Durant le dernier tiers du xxe siècle, la neuro-éthologie a recherché, sur des modèles, les bases nerveuses de la communication acoustique, olfactive et visuelle. Les circuits capables de produire et de décoder une émission spécifique sont démêlés parfois à l'échelle du neurone. Si, dans certains cas, l'organisation préexiste dans le système nerveux, dans d'autres, elle résulte d'une construction par apprentissage au cours du développement, de l'embryon à l'adulte, en interaction avec l'environnement et les modifications hormonales.

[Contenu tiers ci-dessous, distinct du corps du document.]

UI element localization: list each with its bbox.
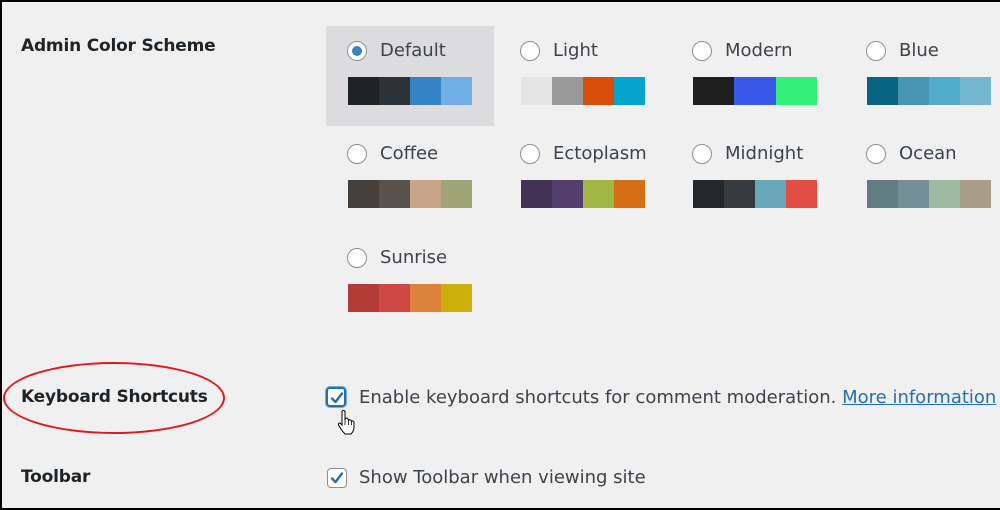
color-scheme-default[interactable]: Default <box>326 26 494 126</box>
color-swatches <box>693 180 817 208</box>
color-scheme-radio-ectoplasm[interactable] <box>520 144 540 164</box>
keyboard-shortcuts-text: Enable keyboard shortcuts for comment mo… <box>359 387 837 408</box>
color-swatches <box>693 77 817 105</box>
color-swatches <box>348 284 472 312</box>
color-swatch <box>379 180 410 208</box>
color-scheme-name[interactable]: Ocean <box>899 143 957 164</box>
color-swatches <box>867 180 991 208</box>
color-swatch <box>410 284 441 312</box>
color-scheme-name[interactable]: Sunrise <box>380 247 447 268</box>
color-scheme-radio-default[interactable] <box>347 41 367 61</box>
checkmark-icon <box>330 472 344 484</box>
color-swatch <box>867 77 898 105</box>
toolbar-label: Toolbar <box>21 467 91 487</box>
color-swatch <box>552 180 583 208</box>
color-swatch <box>410 77 441 105</box>
color-swatch <box>960 180 991 208</box>
color-swatch <box>614 180 645 208</box>
keyboard-shortcuts-checkbox[interactable] <box>326 387 346 407</box>
color-swatch <box>775 77 817 105</box>
color-scheme-radio-ocean[interactable] <box>866 144 886 164</box>
keyboard-shortcuts-option: Enable keyboard shortcuts for comment mo… <box>359 387 996 408</box>
color-swatch <box>583 180 614 208</box>
color-swatch <box>929 77 960 105</box>
color-scheme-ocean[interactable]: Ocean <box>845 129 1000 229</box>
color-scheme-name[interactable]: Blue <box>899 40 939 61</box>
toolbar-text: Show Toolbar when viewing site <box>359 467 646 488</box>
color-scheme-radio-blue[interactable] <box>866 41 886 61</box>
admin-color-scheme-label: Admin Color Scheme <box>21 36 216 56</box>
color-swatch <box>348 284 379 312</box>
color-swatch <box>614 77 645 105</box>
color-swatch <box>786 180 817 208</box>
color-scheme-modern[interactable]: Modern <box>671 26 839 126</box>
color-swatch <box>734 77 776 105</box>
color-scheme-name[interactable]: Default <box>380 40 446 61</box>
color-swatches <box>348 77 472 105</box>
color-scheme-name[interactable]: Light <box>553 40 598 61</box>
color-swatch <box>379 77 410 105</box>
color-scheme-radio-midnight[interactable] <box>692 144 712 164</box>
color-scheme-ectoplasm[interactable]: Ectoplasm <box>499 129 667 229</box>
toolbar-checkbox[interactable] <box>327 468 347 488</box>
color-swatch <box>867 180 898 208</box>
color-swatch <box>724 180 755 208</box>
color-swatches <box>867 77 991 105</box>
color-swatch <box>441 284 472 312</box>
color-scheme-name[interactable]: Midnight <box>725 143 803 164</box>
color-swatch <box>410 180 441 208</box>
color-swatches <box>521 77 645 105</box>
color-swatch <box>755 180 786 208</box>
color-swatch <box>521 77 552 105</box>
color-swatch <box>521 180 552 208</box>
color-swatch <box>693 180 724 208</box>
color-swatch <box>929 180 960 208</box>
hand-cursor-icon <box>337 410 355 435</box>
color-scheme-light[interactable]: Light <box>499 26 667 126</box>
color-swatch <box>898 180 929 208</box>
color-scheme-radio-modern[interactable] <box>692 41 712 61</box>
color-swatch <box>693 77 735 105</box>
color-scheme-name[interactable]: Ectoplasm <box>553 143 647 164</box>
color-swatch <box>348 77 379 105</box>
color-scheme-radio-light[interactable] <box>520 41 540 61</box>
checkmark-icon <box>330 392 344 404</box>
color-scheme-midnight[interactable]: Midnight <box>671 129 839 229</box>
color-swatch <box>441 180 472 208</box>
color-scheme-blue[interactable]: Blue <box>845 26 1000 126</box>
color-scheme-radio-coffee[interactable] <box>347 144 367 164</box>
color-swatch <box>583 77 614 105</box>
more-information-link[interactable]: More information <box>842 387 996 408</box>
color-swatch <box>898 77 929 105</box>
color-scheme-name[interactable]: Coffee <box>380 143 438 164</box>
color-swatch <box>552 77 583 105</box>
color-swatch <box>348 180 379 208</box>
color-scheme-name[interactable]: Modern <box>725 40 793 61</box>
color-scheme-radio-sunrise[interactable] <box>347 248 367 268</box>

Dans la conception actuelle, le langage animal reste une métaphore. La symbolique très pauvre de l'abeille qui indique à ses congénères la localisation d'une source de nourriture est loin de l'abstraction qu'exige un véritable langage. Les tentatives pour apprendre un langage à des singes, qu'il soit vocal, gestuel ou basé sur un système de jetons, ne révèlent qu'une symbolique élémentaire limitée surtout à la communication avec l'homme. Elles ne représentent qu'un apprentissage complexe, jamais détaché du concret, que l'on peut modéliser pour simuler les activités collectives. Cela autorise des applications dans le dressage des chiens d'aveugles, des singes qui aident les handicapés ou remplacent l'homme dans la conduite de machines. Aujourd'hui, les dimensions cognitives de la communication sont explorées chez les insectes et vertébrés supérieurs, surtout les primates, par l'éthologie expérimentale, la neuro-éthologie et les sciences de l'artificiel, en s'appuyant sur les plus récents progrès technologiques. L'étude de la communication animale est devenue un champ très vivant de l'éthologie cognitive.